While a welcome move, even if years late, the Government cannot be satisfied with merely seeking to improve mail processing and handling the core business of the postal service of yesteryear. What is required is a complete overhaul of the agency by diversifying and expanding its scope of services to bring it up to speed with modern postal operations.
As digital connectivity grows, people's communication styles have changed, resulting in a huge reduction in mail volume over the years. Private courier services have become direct competitors to the traditional postal service in parcel delivery, oftentimes providing a more efficient and reliable service.
The postal service therefore has to adopt new and clear strategies to diversify beyond core mail operations, which still remain important, into new growth markets, like offering greater business solutions and logistics services.

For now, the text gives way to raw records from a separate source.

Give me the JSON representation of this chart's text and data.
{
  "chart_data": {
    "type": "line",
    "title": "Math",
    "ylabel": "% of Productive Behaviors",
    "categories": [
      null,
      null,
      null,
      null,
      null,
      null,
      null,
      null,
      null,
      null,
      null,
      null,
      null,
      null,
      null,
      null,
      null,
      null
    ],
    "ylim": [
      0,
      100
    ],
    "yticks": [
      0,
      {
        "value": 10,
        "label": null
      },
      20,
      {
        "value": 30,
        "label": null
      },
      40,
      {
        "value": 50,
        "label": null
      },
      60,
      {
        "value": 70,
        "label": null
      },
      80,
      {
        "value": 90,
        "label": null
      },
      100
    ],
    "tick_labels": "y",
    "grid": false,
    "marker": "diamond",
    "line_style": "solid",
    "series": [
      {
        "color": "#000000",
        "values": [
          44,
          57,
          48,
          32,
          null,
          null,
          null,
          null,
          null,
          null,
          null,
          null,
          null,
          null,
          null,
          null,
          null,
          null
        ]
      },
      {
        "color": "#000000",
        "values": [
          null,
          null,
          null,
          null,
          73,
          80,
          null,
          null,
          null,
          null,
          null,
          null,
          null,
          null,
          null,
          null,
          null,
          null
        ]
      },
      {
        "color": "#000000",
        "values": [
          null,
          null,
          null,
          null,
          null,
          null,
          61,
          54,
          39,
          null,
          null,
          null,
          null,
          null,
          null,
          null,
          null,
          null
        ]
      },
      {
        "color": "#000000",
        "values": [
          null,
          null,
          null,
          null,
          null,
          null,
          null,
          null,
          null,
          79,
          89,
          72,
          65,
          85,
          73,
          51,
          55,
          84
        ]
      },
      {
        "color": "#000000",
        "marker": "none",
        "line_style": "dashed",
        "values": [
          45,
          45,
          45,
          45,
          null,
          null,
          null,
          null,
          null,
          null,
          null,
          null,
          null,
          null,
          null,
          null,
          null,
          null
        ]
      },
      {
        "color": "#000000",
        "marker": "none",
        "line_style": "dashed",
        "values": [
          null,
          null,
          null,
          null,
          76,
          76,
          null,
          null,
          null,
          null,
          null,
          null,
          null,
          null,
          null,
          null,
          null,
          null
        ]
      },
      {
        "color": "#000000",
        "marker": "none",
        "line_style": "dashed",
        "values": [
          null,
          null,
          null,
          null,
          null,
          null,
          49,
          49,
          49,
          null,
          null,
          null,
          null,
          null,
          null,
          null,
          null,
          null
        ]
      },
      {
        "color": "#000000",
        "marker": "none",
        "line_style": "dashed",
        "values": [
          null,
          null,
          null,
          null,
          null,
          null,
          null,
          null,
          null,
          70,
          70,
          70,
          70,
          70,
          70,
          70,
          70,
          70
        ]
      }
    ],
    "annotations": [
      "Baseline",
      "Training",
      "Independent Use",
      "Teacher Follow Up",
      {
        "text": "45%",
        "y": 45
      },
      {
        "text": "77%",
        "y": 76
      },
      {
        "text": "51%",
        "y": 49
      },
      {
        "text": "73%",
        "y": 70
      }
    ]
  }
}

Some countries have privatised and diversified the service. The United Kingdom Royal Mail was privatised in 2015, following similar moves elsewhere in Europe, such as in Austria, Germany and Belgium. The private owners have greatly expanded the scope of services, thereby making for a more profitable enterprise.
Countries like Australia, New Zealand and Canada have remained public but have broadened the scope of services being offered and have recorded profits from their operations.
With a network of some 600 post offices and postal agencies, the Government should either consider privatising Jamaica Post or retaining it as a public agency or a quasi-public company with a much wider mandate beyond mail services.
Perhaps a feasibility study could be done to first determine the possibility of Jamaica Post becoming a one-stop shop with the amalgamation of various government services. Consideration could be given to providing various services, such as many now provided by the Registrar's General Department, the Companies Office, the Passport Immigration and Citizenship Agency, the National Land Agency, the Island Traffic Authority, the National Insurance Scheme, the Administrator General Department, the National Housing Trust, some services of the Municipal Authorities, and even some services of Tax Administration Jamaica, among others.
Fundamentally, a Jamaica Post providing both government services and a thriving commercial enterprise with effective management is likely what is desired and not merely an improvement in the legacy business model of mail processing and handling.